As we pulled away from the boat ramp we noticed a few dozen dead, rotting fish floating in the weeds just off the boat path. Most were a foot or more in length and torpedo-shaped, so I expected them to be bowfin (Amia calva) and/or gar (Lepisosteus spp.) because local anglers often catch and then deliberately kill them, and throw them back in the water. Why do they kill them? When I was a boy, my older fishing fellows insisted that we kill rough fish because that would make room for more eatin’ fish in the lake for us to catch. Sheesh! Anyway, when we pulled over to examine them I was shocked to see they were chain pickerel (Esox niger) instead! We saw one that was easily 18 inches in length, but it sank out of sight when we tried to maneuver it for photography. This other one was only about 14 inches long:
A very few of the dead fish were sunfishes (Centrarchidae), I saw a largemouth bass (Micropterus salmoides) and an unidentified bream (Lepomis sp.), but there were no dead gar or bowfin. The great majority of the dead fish were chain pickerel, a delicious fish that anglers readily keep. Pickerel are among the most finicky of our Peninsular Florida fishes, needing cleaner water and more dissolved oxygen than sunfishes. Could the killer instead be nocturnal dissolved oxygen deficits? Orange Lake and the other large lakes in the Orange Creek Basin are hypereutrophic and have frequent blooms of blue-green algae (Cyanobacteria), dominated by Cylindrospermopsis raciborskii (http://tinyurl.com/ybby3x5). The new satellite images of Orange Lake on Google Earth clearly show a massive algae bloom in January 2008, possibly from “cylindro:”

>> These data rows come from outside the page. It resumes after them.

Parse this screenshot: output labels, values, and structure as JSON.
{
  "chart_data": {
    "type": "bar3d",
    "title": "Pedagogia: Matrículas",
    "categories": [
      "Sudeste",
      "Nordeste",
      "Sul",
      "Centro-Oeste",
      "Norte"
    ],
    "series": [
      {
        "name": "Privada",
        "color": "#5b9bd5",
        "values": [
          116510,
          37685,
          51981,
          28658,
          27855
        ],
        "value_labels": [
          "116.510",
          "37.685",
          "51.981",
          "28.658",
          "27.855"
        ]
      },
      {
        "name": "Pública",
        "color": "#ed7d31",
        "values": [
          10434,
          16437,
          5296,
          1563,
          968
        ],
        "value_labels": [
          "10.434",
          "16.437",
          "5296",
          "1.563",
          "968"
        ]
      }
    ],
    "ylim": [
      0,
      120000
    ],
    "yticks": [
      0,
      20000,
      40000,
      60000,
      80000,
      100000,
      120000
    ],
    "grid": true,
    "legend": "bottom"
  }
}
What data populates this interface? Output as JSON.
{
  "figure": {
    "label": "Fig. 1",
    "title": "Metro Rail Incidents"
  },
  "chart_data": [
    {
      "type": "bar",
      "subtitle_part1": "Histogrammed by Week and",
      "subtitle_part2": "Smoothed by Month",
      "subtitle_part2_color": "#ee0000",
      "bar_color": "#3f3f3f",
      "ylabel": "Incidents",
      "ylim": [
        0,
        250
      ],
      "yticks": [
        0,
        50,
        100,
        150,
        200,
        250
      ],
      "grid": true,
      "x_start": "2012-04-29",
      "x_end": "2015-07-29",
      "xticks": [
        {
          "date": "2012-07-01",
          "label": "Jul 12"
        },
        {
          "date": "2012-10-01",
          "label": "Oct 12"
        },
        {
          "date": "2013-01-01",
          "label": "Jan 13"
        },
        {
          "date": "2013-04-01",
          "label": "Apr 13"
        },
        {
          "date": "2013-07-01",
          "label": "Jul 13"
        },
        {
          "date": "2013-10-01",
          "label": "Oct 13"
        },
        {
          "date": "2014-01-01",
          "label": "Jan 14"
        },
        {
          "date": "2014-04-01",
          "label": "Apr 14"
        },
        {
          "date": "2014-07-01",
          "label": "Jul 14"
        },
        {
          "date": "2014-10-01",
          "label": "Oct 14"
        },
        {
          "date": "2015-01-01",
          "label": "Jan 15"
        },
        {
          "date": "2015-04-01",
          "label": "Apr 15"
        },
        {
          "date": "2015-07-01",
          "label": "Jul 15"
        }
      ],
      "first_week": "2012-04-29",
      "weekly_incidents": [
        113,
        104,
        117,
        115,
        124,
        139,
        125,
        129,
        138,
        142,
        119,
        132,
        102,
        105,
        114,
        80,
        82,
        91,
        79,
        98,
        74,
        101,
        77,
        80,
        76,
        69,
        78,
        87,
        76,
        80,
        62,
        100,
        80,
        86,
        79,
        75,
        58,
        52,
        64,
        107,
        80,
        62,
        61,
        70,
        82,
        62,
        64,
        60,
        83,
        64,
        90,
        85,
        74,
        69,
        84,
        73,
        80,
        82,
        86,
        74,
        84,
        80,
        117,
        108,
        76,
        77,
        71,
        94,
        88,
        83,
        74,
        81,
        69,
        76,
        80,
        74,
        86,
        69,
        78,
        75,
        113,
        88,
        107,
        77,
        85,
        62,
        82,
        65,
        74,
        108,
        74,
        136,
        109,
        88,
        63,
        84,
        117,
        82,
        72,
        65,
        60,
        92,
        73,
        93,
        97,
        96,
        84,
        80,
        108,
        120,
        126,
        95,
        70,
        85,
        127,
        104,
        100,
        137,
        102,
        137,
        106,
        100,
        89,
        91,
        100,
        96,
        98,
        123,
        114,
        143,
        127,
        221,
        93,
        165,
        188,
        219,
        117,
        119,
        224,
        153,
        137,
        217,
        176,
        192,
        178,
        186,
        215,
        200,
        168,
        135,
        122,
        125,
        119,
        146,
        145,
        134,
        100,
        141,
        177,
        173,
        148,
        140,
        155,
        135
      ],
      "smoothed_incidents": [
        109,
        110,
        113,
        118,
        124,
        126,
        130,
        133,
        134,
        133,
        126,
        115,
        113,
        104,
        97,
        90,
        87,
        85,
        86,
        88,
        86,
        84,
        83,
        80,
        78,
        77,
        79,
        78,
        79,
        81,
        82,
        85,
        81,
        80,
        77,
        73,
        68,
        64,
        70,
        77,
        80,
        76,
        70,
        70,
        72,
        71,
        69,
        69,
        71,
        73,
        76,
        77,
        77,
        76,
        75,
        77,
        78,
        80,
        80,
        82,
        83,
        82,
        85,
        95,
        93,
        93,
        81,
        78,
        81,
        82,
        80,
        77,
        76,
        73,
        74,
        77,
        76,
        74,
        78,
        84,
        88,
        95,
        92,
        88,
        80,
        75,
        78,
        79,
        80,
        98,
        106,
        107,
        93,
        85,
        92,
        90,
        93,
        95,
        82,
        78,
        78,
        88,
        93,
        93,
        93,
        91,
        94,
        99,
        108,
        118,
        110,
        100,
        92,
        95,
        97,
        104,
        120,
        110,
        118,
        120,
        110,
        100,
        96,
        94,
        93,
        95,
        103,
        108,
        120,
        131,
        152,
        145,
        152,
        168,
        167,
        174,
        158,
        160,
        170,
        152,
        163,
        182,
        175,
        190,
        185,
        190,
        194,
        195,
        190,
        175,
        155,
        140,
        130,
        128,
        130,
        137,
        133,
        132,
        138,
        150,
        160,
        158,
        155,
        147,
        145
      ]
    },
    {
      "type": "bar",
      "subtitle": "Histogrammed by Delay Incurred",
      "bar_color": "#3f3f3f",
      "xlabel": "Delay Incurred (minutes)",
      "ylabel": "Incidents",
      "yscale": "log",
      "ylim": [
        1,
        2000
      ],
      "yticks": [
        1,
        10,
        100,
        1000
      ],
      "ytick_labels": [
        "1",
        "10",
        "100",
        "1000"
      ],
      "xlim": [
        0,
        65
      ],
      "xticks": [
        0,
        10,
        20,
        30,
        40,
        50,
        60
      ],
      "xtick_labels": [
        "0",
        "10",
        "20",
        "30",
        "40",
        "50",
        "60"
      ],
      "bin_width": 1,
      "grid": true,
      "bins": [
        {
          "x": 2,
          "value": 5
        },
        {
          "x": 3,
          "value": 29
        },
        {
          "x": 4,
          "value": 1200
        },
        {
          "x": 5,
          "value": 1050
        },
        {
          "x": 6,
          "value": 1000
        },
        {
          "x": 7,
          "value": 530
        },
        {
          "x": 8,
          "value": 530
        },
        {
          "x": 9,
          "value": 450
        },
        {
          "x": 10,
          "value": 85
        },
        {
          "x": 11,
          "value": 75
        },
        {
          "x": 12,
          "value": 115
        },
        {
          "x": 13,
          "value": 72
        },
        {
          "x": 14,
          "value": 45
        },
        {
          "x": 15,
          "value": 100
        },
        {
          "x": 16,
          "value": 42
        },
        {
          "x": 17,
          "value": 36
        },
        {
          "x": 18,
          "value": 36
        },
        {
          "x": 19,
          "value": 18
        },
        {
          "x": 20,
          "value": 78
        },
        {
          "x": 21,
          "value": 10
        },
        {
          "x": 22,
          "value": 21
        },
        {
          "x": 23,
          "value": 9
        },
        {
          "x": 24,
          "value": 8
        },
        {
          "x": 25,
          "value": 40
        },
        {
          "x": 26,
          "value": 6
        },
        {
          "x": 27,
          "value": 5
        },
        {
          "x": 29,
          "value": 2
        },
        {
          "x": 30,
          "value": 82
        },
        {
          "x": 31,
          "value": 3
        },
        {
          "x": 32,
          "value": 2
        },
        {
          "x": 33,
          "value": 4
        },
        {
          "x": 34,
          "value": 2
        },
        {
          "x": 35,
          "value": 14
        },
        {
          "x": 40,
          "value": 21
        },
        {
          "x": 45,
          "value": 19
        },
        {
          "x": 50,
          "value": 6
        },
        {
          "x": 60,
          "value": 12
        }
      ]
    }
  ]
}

How about that? A huge algae bloom in mid-winter! Do you think the bloom might extend all the way to Heagy Burry boat ramp by late September? (Or was its photosignature simply not picked up by the next image?) As I have noted before, the lake’s enormous submerged macrophyte biomass also depresses nocturnal oxygen levels. Between macrophytes in the shallows and cylindro in deep waters, there could be a huge deficit of dissolved oxygen just before dawn on a hot summer day like the one we had a few days ago. That could kill a sensitive taxon like Esox, which could be likened to a canary taken into a mine to warn miners of bad air.
Or was the kill caused by a toxin? Cylindro produces cylindrospermopsin, which in sufficient quantities results in closure of public lake beaches in Indiana (http://tinyurl.com/y99uof8). The Indiana group also pointed out that cylindro is positively related to elevated dissolved phosphorus levels, which Orange Lake certainly has. This toxin has been implicated in deaths of mice, cattle, shellfish, fish, horses, sheep, dogs, birds, bats and muskrats (http://tinyurl.com/y85hftl). In humans it has caused skin rash, fever, hay fever-like symptoms, hepatoenteritis and toxic hepatitis (http://tinyurl.com/y85hftl).
Or was the fish kill a result of too much toxin and too little oxygen working in synergy?
Moving right along…
We ran across a couple of patches of yellow water lily, Nymphaea mexicana. I had never seen it before, and I’ve been on a LOT of Florida’s freshwaters taking inventory of plants and such, and was therefore certain it was an exotic. But no, the Center for Aquatic and Invasive Weeds (http://aquat1.ifas.ufl.edu/node/289) lists it as a native of Florida. How could I have missed this plant after all these years of wandering around Florida’s aquatic ecosystems? Egad! Having fewer petals, it is not as showy as its sister species, white water lily (N. odorata), but it does also have a very pleasant fragrance:
At that we turned around and headed slowly for the ramp with the wind at our backs, reaching shore as the sun was setting and a three-quarter moon rising higher. A group of black vultures was coming back to the ramp too, for the snag roosts there. It was a good ending to a fine early fall day.